‘We have heard the call for greater transparency’: Europe boosting trust in the science of food safety

By Katy Askew

- Last updated on GMT

Europe revising EFSA's food safety authorisation procedure ©iStock
Europe revising EFSA's food safety authorisation procedure ©iStock
The European Union moved a step closer to improving the transparency of the European Food Safety Authority (EFSA) and its food safety assessment process this week in an effort to boost trust.

Concluding trialogue negotiations, the European Parliament and Council reached a provisional agreement on the European Commission’s proposal to issue a regulation on the transparency and sustainability of EU risk assessment in the food chain.

The EC said this was an “important step forward”​ in the modernisation of EU food safety policy.

In a joint statement, First Vice-President Frans Timmermans and Commissioner Vytenis Andriukaitis, who is in charge of Health and Food Safety, said the agreement was a “resounding response” t​o citizen concerns over the transparency of scientific studies in food.

The proposal is a follow-up to the European Citizens' Initiative on glyphosate, especially to concerns expressed in the initiative regarding the transparency of the scientific studies used to evaluate pesticides. It also follows a fitness check of the General Food Law (GFL), which was completed last year.

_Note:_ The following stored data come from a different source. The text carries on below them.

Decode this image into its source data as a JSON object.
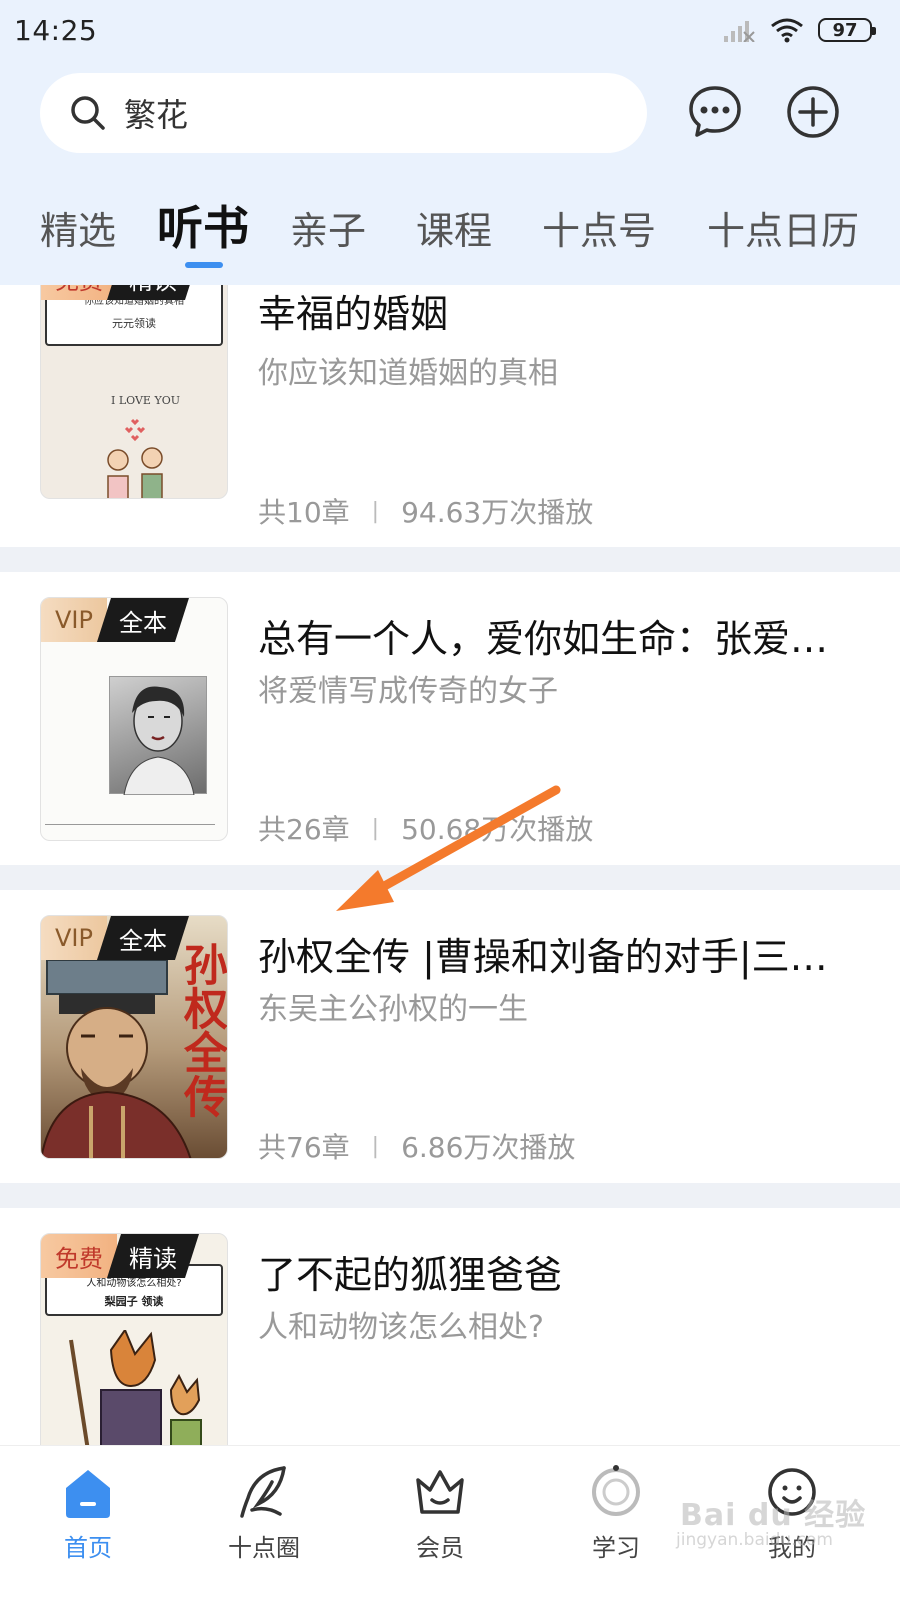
{
  "status_bar": {
    "time": "14:25",
    "battery": "97"
  },
  "search": {
    "value": "繁花"
  },
  "tabs": [
    {
      "label": "精选",
      "active": false
    },
    {
      "label": "听书",
      "active": true
    },
    {
      "label": "亲子",
      "active": false
    },
    {
      "label": "课程",
      "active": false
    },
    {
      "label": "十点号",
      "active": false
    },
    {
      "label": "十点日历",
      "active": false
    }
  ],
  "cards": [
    {
      "badge_a": "免费",
      "badge_b": "精读",
      "badge_type": "free",
      "cover_text_1": "你应该知道婚姻的真相",
      "cover_text_2": "元元领读",
      "cover_text_3": "I LOVE YOU",
      "title": "幸福的婚姻",
      "subtitle": "你应该知道婚姻的真相",
      "chapters": "共10章",
      "plays": "94.63万次播放"
    },
    {
      "badge_a": "VIP",
      "badge_b": "全本",
      "badge_type": "vip",
      "title": "总有一个人，爱你如生命：张爱…",
      "subtitle": "将爱情写成传奇的女子",
      "chapters": "共26章",
      "plays": "50.68万次播放"
    },
    {
      "badge_a": "VIP",
      "badge_b": "全本",
      "badge_type": "vip",
      "cover_text_1": "孙权全传",
      "title": "孙权全传 |曹操和刘备的对手|三…",
      "subtitle": "东吴主公孙权的一生",
      "chapters": "共76章",
      "plays": "6.86万次播放"
    },
    {
      "badge_a": "免费",
      "badge_b": "精读",
      "badge_type": "free",
      "cover_text_1": "人和动物该怎么相处?",
      "cover_text_2": "梨园子 领读",
      "title": "了不起的狐狸爸爸",
      "subtitle": "人和动物该怎么相处?"
    }
  ],
  "bottom_nav": [
    {
      "label": "首页",
      "icon": "home-icon",
      "active": true
    },
    {
      "label": "十点圈",
      "icon": "feather-icon",
      "active": false
    },
    {
      "label": "会员",
      "icon": "crown-icon",
      "active": false
    },
    {
      "label": "学习",
      "icon": "learn-icon",
      "active": false
    },
    {
      "label": "我的",
      "icon": "profile-icon",
      "active": false
    }
  ],
  "watermark": {
    "line1": "Bai du 经验",
    "line2": "jingyan.baidu.com"
  },
  "colors": {
    "accent": "#3d8ff0",
    "header_bg": "#eaf2fd",
    "arrow": "#f47a2c"
  }
}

"We have heard the call, notably expressed via a European Citizens Initiative on pesticides, for greater transparency, at an early stage of the risk assessment process, on studies submitted as part of an application for an authorisation. The EU's scientific risk assessment body – the European Food Safety Authority (EFSA) – will also be strengthened, with a greater involvement of Member States in its Management Board,”​ Timmermans and Andriukaitis said.

“This shows that European Citizens' Initiatives supported by over 1 million European citizens can have real impact on EU policy and legislation.”

Main elements of the agreement aim to:

  • Ensure more transparency: Citizens will have “automatic access” to all studies and information submitted by industry in the risk assessment process. Stakeholders and the general public will also be consulted on submitted studies. At the same time, European policy makers suggerset, the agreement will guarantee confidentiality in “duly justified circumstances” by setting out the type of information that may be considered significantly harmful for commercial interests
  • Increase the independence of studies: EFSA will be notified of all commissioned studies to guarantee that companies applying for authorisations submit all relevant information and do not “hold back unfavourable studies”.
  • Strengthern governance and the scientific cooperation: Member States, civil society and European Parliament will be involved in the governance of the Authority by being represented in its Management Board.
  • Develop “comprehensive” risk communication: A general plan for risk communication will be adopted to ensure a coherent risk communication strategy.

The provisional agreement will now have to formally be adopted both the European Parliament and the Council.

Transparency and speed are ‘vital’ for food safety

Speaking after agreement in trilogue negotiations, EuroCommerce Director-General Christian Verschueren said it was a “welcome step”​ to provide European consumers with greater trust in the food they buy.

Verschueren, who represents European retailers, stressed that past scares such as the fipronil contamination scandal in 2017 demonstrated “serious shortcomings​” in communication and coordination between national and EU authorities. “The agreement today needs to lead to clear and coordinated messaging when problems arise.”

“In these times when unfounded or alarmist statements on social media can cause consumers real concern and confusion, it is paramount that we can all respond quickly with clear and accurate information. All parts of the supply chain, particularly retailers who are in the front line in dealing with consumers, need to be kept in the loop.

“EFSA has been successfully piloting improved transparency for some years, and the Commission needs to make sure that this is extended fully to the decision-making process. Stakeholders, in particular food businesses, should be able to provide informed views on how best to develop and implement new rules.”